One Sunday morning a few years ago, when the possibility of a multi-year pandemic seemed lightyears remote, I assisted in tidying up at a small event at a local community centre. Absentmindedly humming as I stacked chairs, I was unaware of my barely audible personal music-making.
Until a friend brought my attention to it asking, “What song is that?” “There’s always a song in my heart,” I blurted out enigmatically, but with a smile. Though an honest reply, it immediately felt glib. But it stuck with me, an off-the-cuff remark with implications which occasionally still bear reflection as we fast forward to the second calendar year of the current pandemic and once again try to take stock of how musicians and the venues they work in are coping with our shifting and often confusing regulatory environment.

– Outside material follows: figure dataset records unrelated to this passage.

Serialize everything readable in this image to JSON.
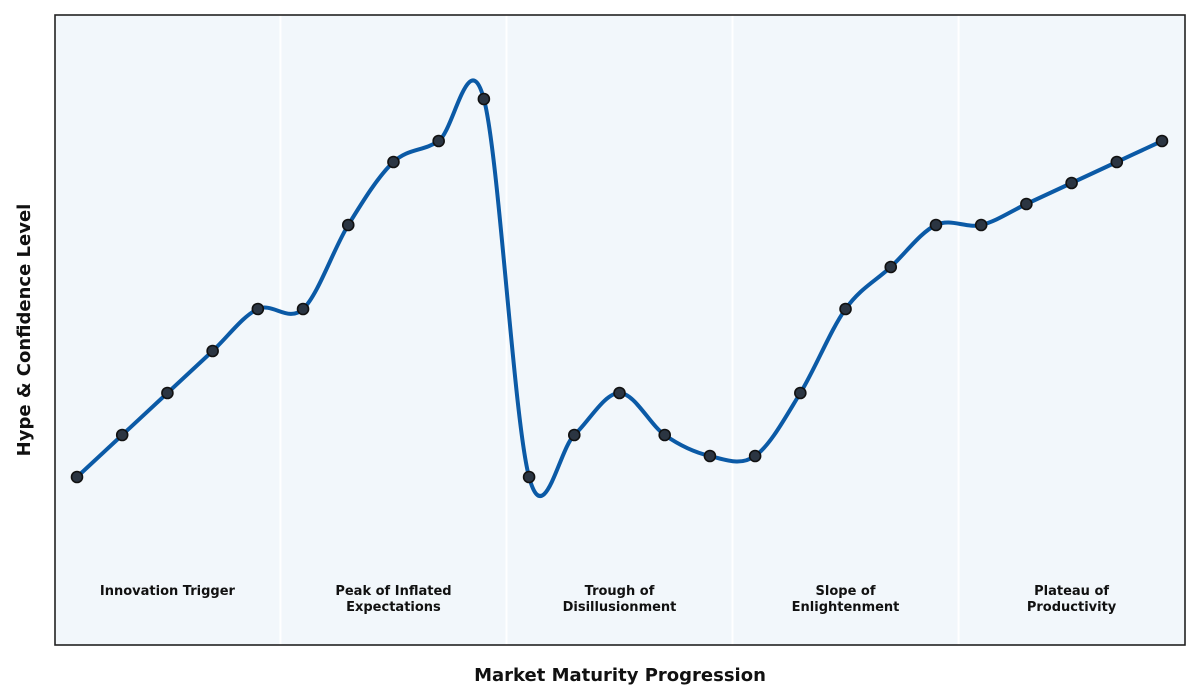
{
  "chart_data": {
    "type": "line",
    "xlabel": "Market Maturity Progression",
    "ylabel": "Hype & Confidence Level",
    "xlim": [
      0,
      25
    ],
    "ylim": [
      0,
      150
    ],
    "grid": false,
    "legend": "none",
    "colors": {
      "line": "#0b5aa6",
      "marker_fill": "#2b3542",
      "marker_edge": "#111111",
      "plot_bg": "#f2f7fb",
      "separator": "#ffffff",
      "frame": "#222222"
    },
    "phases": [
      {
        "lines": [
          "Innovation Trigger"
        ],
        "start": 0,
        "end": 5,
        "center": 2
      },
      {
        "lines": [
          "Peak of Inflated",
          "Expectations"
        ],
        "start": 5,
        "end": 10,
        "center": 7
      },
      {
        "lines": [
          "Trough of",
          "Disillusionment"
        ],
        "start": 10,
        "end": 15,
        "center": 12
      },
      {
        "lines": [
          "Slope of",
          "Enlightenment"
        ],
        "start": 15,
        "end": 20,
        "center": 17
      },
      {
        "lines": [
          "Plateau of",
          "Productivity"
        ],
        "start": 20,
        "end": 25,
        "center": 22
      }
    ],
    "series": [
      {
        "x": [
          0,
          1,
          2,
          3,
          4,
          5,
          6,
          7,
          8,
          9,
          10,
          11,
          12,
          13,
          14,
          15,
          16,
          17,
          18,
          19,
          20,
          21,
          22,
          23,
          24
        ],
        "y": [
          40,
          50,
          60,
          70,
          80,
          80,
          100,
          115,
          120,
          130,
          40,
          50,
          60,
          50,
          45,
          45,
          60,
          80,
          90,
          100,
          100,
          105,
          110,
          115,
          120
        ]
      }
    ]
  }
}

While most Toronto music venues have been closed for “business as usual” since last March, many had also found ways to come back to at least a semblance of life with examples of innovative livestream concerts or video productions (as I have reported in several recent stories, notably Exquisite Departures in Trying Times in November and most recently Modal Stories Are Alive and Well in the Labyrinth).
Then on January 14, 2021 the Premier of Ontario announced the latest emergency stay-at-home order. At the stroke of 12 that day almost all the province’s struggling music venues were forced to close their doors again, even virtually. It prompted a new wave of concert cancellations and postponements, an echo of the cancellation tsunami that tore up the live events calendar during COVID-19’s first wave. It sent musicians who could work back home, isolated once again.